Yani hükümetin yapmak istediği şey, onlara daha fazla para getirecek daha sofistike tarım ürünlerine yönelmeye zorlamaktı. Hindistan artık giderek daha fazla tüketim toplumu haline geldiğinden, yalnızca pirinç ve buğday üretmekten ziyade bu şeyler için de bir pazar var. Pirinç çok büyük miktarlarda su tüketiyor ve bunun Pencap’taki su seviyesi üzerinde ciddi etkileri oldu.”
‘Konu yurt dışındaki Hint karşıtı diaspora tarafından ele alındı’
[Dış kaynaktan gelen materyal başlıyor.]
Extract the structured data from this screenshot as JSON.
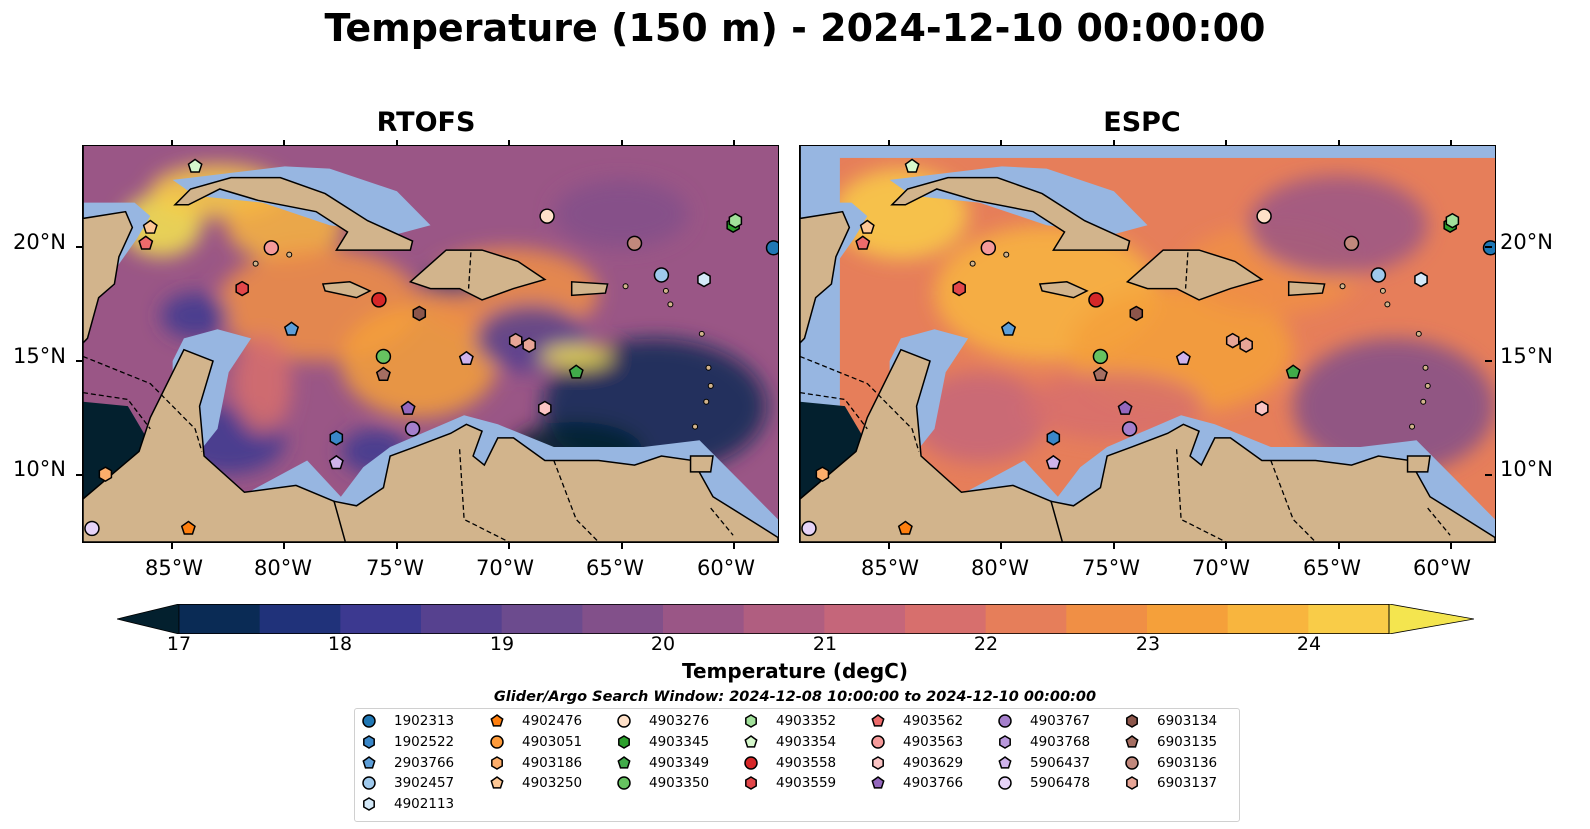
{
  "title": "Temperature (150 m) - 2024-12-10 00:00:00",
  "panels": [
    {
      "title": "RTOFS",
      "style": "rtofs"
    },
    {
      "title": "ESPC",
      "style": "espc"
    }
  ],
  "latitude_labels": [
    "20°N",
    "15°N",
    "10°N"
  ],
  "longitude_labels": [
    "85°W",
    "80°W",
    "75°W",
    "70°W",
    "65°W",
    "60°W"
  ],
  "map_extent": {
    "lon_min": -89,
    "lon_max": -58,
    "lat_min": 7,
    "lat_max": 24.5
  },
  "colorbar": {
    "label": "Temperature (degC)",
    "ticks": [
      "17",
      "18",
      "19",
      "20",
      "21",
      "22",
      "23",
      "24"
    ],
    "range": [
      17,
      24.5
    ],
    "extend": "both",
    "colors": [
      "#03202e",
      "#0a2b55",
      "#20327a",
      "#3c3990",
      "#56418f",
      "#6c4b8e",
      "#82508a",
      "#9a5686",
      "#b05e80",
      "#c5667a",
      "#d76f6d",
      "#e67e5a",
      "#f08f45",
      "#f5a03a",
      "#f8b53e",
      "#f9cc48",
      "#f4e54f"
    ]
  },
  "search_window": "Glider/Argo Search Window: 2024-12-08 10:00:00 to 2024-12-10 00:00:00",
  "colors": {
    "land": "#d2b48c",
    "shelf": "#97b6e1",
    "coast": "#000000"
  },
  "legend": [
    {
      "id": "1902313",
      "color": "#1f77b4",
      "marker": "circle"
    },
    {
      "id": "1902522",
      "color": "#3a87c8",
      "marker": "hexagon"
    },
    {
      "id": "2903766",
      "color": "#5d9ed8",
      "marker": "pentagon"
    },
    {
      "id": "3902457",
      "color": "#9fc9ec",
      "marker": "circle"
    },
    {
      "id": "4902113",
      "color": "#d4e9f8",
      "marker": "hexagon"
    },
    {
      "id": "4902476",
      "color": "#ff7f0e",
      "marker": "pentagon"
    },
    {
      "id": "4903051",
      "color": "#fd9a3a",
      "marker": "circle"
    },
    {
      "id": "4903186",
      "color": "#fdae6b",
      "marker": "hexagon"
    },
    {
      "id": "4903250",
      "color": "#fdc795",
      "marker": "pentagon"
    },
    {
      "id": "4903276",
      "color": "#fee0c8",
      "marker": "circle"
    },
    {
      "id": "4903345",
      "color": "#2ca02c",
      "marker": "hexagon"
    },
    {
      "id": "4903349",
      "color": "#41ab4a",
      "marker": "pentagon"
    },
    {
      "id": "4903350",
      "color": "#66c260",
      "marker": "circle"
    },
    {
      "id": "4903352",
      "color": "#a1e09a",
      "marker": "hexagon"
    },
    {
      "id": "4903354",
      "color": "#d6f8cc",
      "marker": "pentagon"
    },
    {
      "id": "4903558",
      "color": "#d62728",
      "marker": "circle"
    },
    {
      "id": "4903559",
      "color": "#e2474a",
      "marker": "hexagon"
    },
    {
      "id": "4903562",
      "color": "#ed6b6b",
      "marker": "pentagon"
    },
    {
      "id": "4903563",
      "color": "#f59a9a",
      "marker": "circle"
    },
    {
      "id": "4903629",
      "color": "#fbc4c4",
      "marker": "hexagon"
    },
    {
      "id": "4903766",
      "color": "#9467bd",
      "marker": "pentagon"
    },
    {
      "id": "4903767",
      "color": "#a57fcc",
      "marker": "circle"
    },
    {
      "id": "4903768",
      "color": "#b998dc",
      "marker": "hexagon"
    },
    {
      "id": "5906437",
      "color": "#cfb3ec",
      "marker": "pentagon"
    },
    {
      "id": "5906478",
      "color": "#e6d3f8",
      "marker": "circle"
    },
    {
      "id": "6903134",
      "color": "#8c564b",
      "marker": "hexagon"
    },
    {
      "id": "6903135",
      "color": "#a56e62",
      "marker": "pentagon"
    },
    {
      "id": "6903136",
      "color": "#c1887c",
      "marker": "circle"
    },
    {
      "id": "6903137",
      "color": "#e7a596",
      "marker": "hexagon"
    }
  ],
  "observations": [
    {
      "id": "1902313",
      "lon": -58.2,
      "lat": 20.0
    },
    {
      "id": "4903345",
      "lon": -60.0,
      "lat": 21.0
    },
    {
      "id": "4903352",
      "lon": -59.9,
      "lat": 21.2
    },
    {
      "id": "3902457",
      "lon": -63.2,
      "lat": 18.8
    },
    {
      "id": "4902113",
      "lon": -61.3,
      "lat": 18.6
    },
    {
      "id": "4903276",
      "lon": -68.3,
      "lat": 21.4
    },
    {
      "id": "6903136",
      "lon": -64.4,
      "lat": 20.2
    },
    {
      "id": "4903563",
      "lon": -80.6,
      "lat": 20.0
    },
    {
      "id": "4903354",
      "lon": -84.0,
      "lat": 23.6
    },
    {
      "id": "4903250",
      "lon": -86.0,
      "lat": 20.9
    },
    {
      "id": "4903562",
      "lon": -86.2,
      "lat": 20.2
    },
    {
      "id": "4903559",
      "lon": -81.9,
      "lat": 18.2
    },
    {
      "id": "4903558",
      "lon": -75.8,
      "lat": 17.7
    },
    {
      "id": "6903134",
      "lon": -74.0,
      "lat": 17.1
    },
    {
      "id": "2903766",
      "lon": -79.7,
      "lat": 16.4
    },
    {
      "id": "4903350",
      "lon": -75.6,
      "lat": 15.2
    },
    {
      "id": "6903135",
      "lon": -75.6,
      "lat": 14.4
    },
    {
      "id": "5906437",
      "lon": -71.9,
      "lat": 15.1
    },
    {
      "id": "6903137",
      "lon": -69.7,
      "lat": 15.9
    },
    {
      "id": "6903137",
      "lon": -69.1,
      "lat": 15.7
    },
    {
      "id": "4903349",
      "lon": -67.0,
      "lat": 14.5
    },
    {
      "id": "4903629",
      "lon": -68.4,
      "lat": 12.9
    },
    {
      "id": "4903766",
      "lon": -74.5,
      "lat": 12.9
    },
    {
      "id": "4903767",
      "lon": -74.3,
      "lat": 12.0
    },
    {
      "id": "1902522",
      "lon": -77.7,
      "lat": 11.6
    },
    {
      "id": "5906437",
      "lon": -77.7,
      "lat": 10.5
    },
    {
      "id": "4903186",
      "lon": -88.0,
      "lat": 10.0
    },
    {
      "id": "5906478",
      "lon": -88.6,
      "lat": 7.6
    },
    {
      "id": "4902476",
      "lon": -84.3,
      "lat": 7.6
    }
  ]
}
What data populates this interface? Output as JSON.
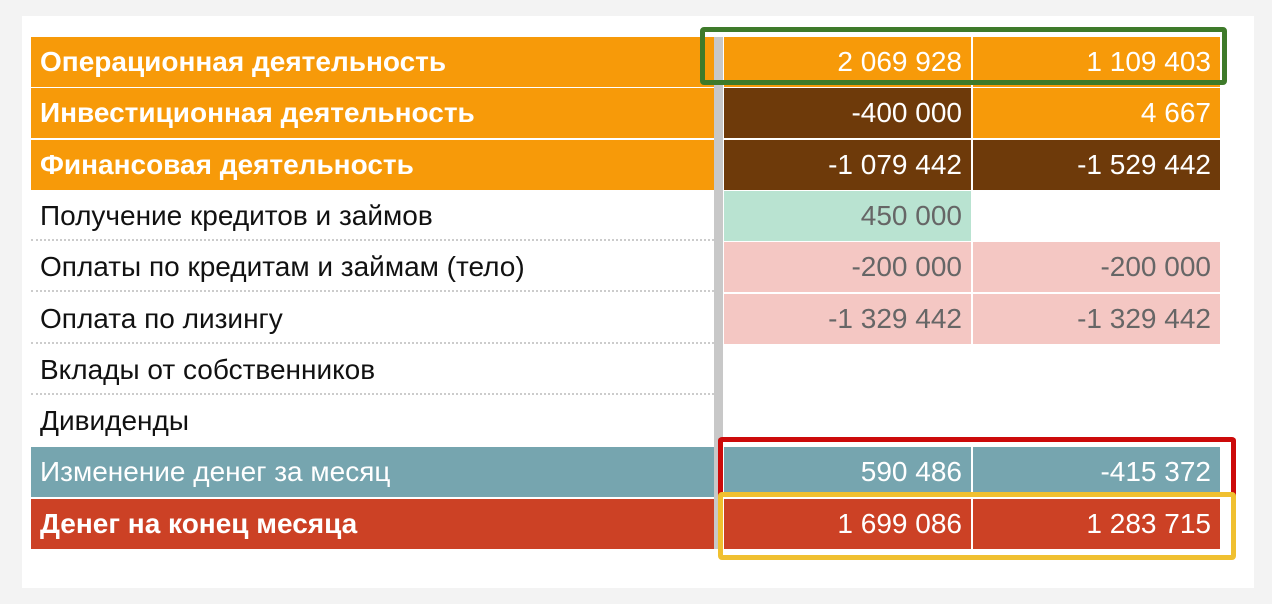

Özetle, bu çok politik bir konu haline geldi ve daha sonra yurt dışındaki Hint karşıtı güçler tarafından ele alındı, özellikle de Pencaplı insanlardan oluşan büyük bir diasporanın bulunduğu Kanada, Birleşik Krallık ve Amerika Birleşik Devletleri’nde. Ve böylece bunu teşvik etmeye, bunu sürdürmek için finanse etmeye başladılar. Bu insanlarla birkaç tur görüştükten sonra hükümet onların hiçbir yere gitmeyeceklerini hissettiğinde geri adım atmaya karar verdi çünkü Pencap, Pakistan sınırında çok hassas bir eyalet. Pakistan, Sih ayrılıkçılığını teşvik etmek için çok uzun zamandır Pencap’ta açık bir şekilde faaliyet yürütüyor. Böylece hükümet daha büyük güvenlik nedenleriyle reform tasarısını geri çekmeye karar verdi. Ancak bir aşamada bu reformların gelmesi gerekiyor.”